The disadvantages of DBMS are listed below:
- In some cases, database management systems are highly complicated systems to set up and maintain.
- The cost of DBMS hardware and applications is comparatively high, exhausting an organization’s budget.
- In certain organizations, all information is integrated into a common database, which may get destroyed due to electrical issues, or it may get corrupted in storage media. Having backups is preferred in such situations, but that would increase the costs again.
- Certain DBMS systems cannot run complex queries in them as complex queries will slow down all the processes running on them.
To get an in-depth explanation of the DBMS concepts, check out our 3-hour video on Database Management and SQL:
When Not to Use a DBMS?
Despite the earlier mentioned disadvantages, a DBMS system is still useful. However, the initial investment required to build a DBMS infrastructure is quite high.

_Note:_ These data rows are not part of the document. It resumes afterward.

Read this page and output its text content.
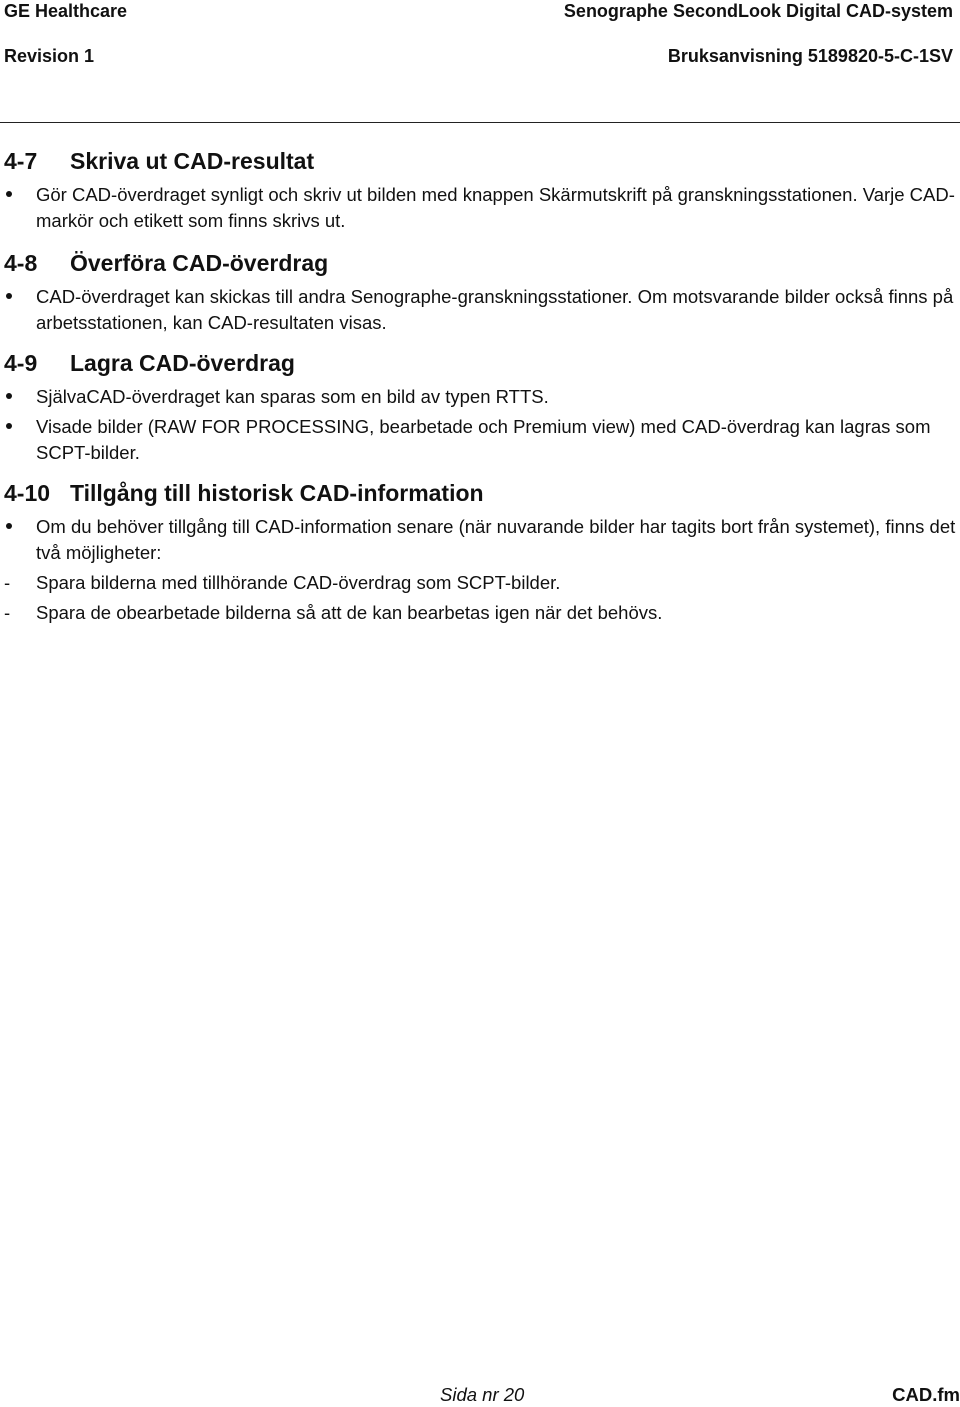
GE Healthcare	Senographe SecondLook Digital CAD-system
Revision 1	Bruksanvisning 5189820-5-C-1SV
4-7	Skriva ut CAD-resultat
Gör CAD-överdraget synligt och skriv ut bilden med knappen Skärmutskrift på granskningsstationen. Varje CAD-markör och etikett som finns skrivs ut.
4-8	Överföra CAD-överdrag
CAD-överdraget kan skickas till andra Senographe-granskningsstationer. Om motsvarande bilder också finns på arbetsstationen, kan CAD-resultaten visas.
4-9	Lagra CAD-överdrag
SjälvaCAD-överdraget kan sparas som en bild av typen RTTS.
Visade bilder (RAW FOR PROCESSING, bearbetade och Premium view) med CAD-överdrag kan lagras som SCPT-bilder.
4-10 Tillgång till historisk CAD-information
Om du behöver tillgång till CAD-information senare (när nuvarande bilder har tagits bort från systemet), finns det två möjligheter:
-	Spara bilderna med tillhörande CAD-överdrag som SCPT-bilder.
-	Spara de obearbetade bilderna så att de kan bearbetas igen när det behövs.
Sida nr 20	CAD.fm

Therefore, it is not ideal to use a DBMS for small projects where the organization cannot afford the hardware and training costs. But, this is only when we are setting up our own database servers. Cloud databases are cheap and come in handy, and anybody can use them.
Moreover, if there is no need to give access to multiple users, then using a database is a waste of time to set up. Also, though a database is really good for storing data, it is not ideal to use it for data manipulation. We can instead use a data warehouse, or if it is for a small-scale project, then we can go with flat files.
This blog has so far answered the question ‘What is DBMS?’ and has explained all that is to know about it.